不是,你们秀恩爱的时候,能不能挑一挑情况和地点。
孟枝意也没想到沈阙会这么回答,呆了一瞬后,说道:“好的,以后你想堵我嘴的时候,就当你有事瞒着我。”
“……”沈阙突然有种搬起石头打自己的脚的感觉。
他伸手把人拉到怀里,软声哄道:“我说错话了,快忘了好不好?”
孟枝意笑盈盈地回答:“不好,我记住了,而且我的记忆力超强。

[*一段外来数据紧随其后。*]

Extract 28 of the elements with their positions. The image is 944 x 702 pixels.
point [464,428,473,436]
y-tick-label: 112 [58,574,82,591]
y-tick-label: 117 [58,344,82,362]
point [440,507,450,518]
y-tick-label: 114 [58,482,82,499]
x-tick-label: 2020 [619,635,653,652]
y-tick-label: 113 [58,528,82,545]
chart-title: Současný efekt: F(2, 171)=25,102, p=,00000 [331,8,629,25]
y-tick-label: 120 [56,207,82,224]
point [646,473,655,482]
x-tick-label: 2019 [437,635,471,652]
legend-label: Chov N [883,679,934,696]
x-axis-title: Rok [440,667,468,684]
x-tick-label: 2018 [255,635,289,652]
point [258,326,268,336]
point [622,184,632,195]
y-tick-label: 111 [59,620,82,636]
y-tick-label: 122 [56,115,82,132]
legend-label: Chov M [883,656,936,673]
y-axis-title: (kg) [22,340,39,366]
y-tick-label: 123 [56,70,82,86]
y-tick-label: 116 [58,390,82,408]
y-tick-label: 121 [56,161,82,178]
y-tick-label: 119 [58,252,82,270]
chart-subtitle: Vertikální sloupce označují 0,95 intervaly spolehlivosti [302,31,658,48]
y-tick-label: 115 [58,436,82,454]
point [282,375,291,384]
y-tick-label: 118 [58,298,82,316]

”
沈阙:“那用钱,买刚才的那句话好不好?”
孟枝意:“多少钱?”
沈阙:“宝宝开价。”
孟枝意:“我要五十万。”
沈阙:“成交。”
艾瑞看不下去,咬牙切齿道:“你们能不能滚远点!”
颠公颠婆互捅
“不能!”
孟枝意和沈阙两人异口同声地回答。
艾瑞脸都气绿了。
他攥紧了手中的柴火,暗暗咬牙,观察着目前的形势,在心里盘算着自己逃走的几率。
而解翎雪则是跟着了魔一样,执拗地重复询问:“艾瑞,你到底有没有真的爱过我?”
艾瑞本来就神经紧绷,被解翎雪反复追问后,当即就没了耐心,直接怒斥道:“爱什么爱?爱是什么啊?我他妈就是想占了解家的产业,洗白我在国外的身份,有个安稳的后半生罢了。”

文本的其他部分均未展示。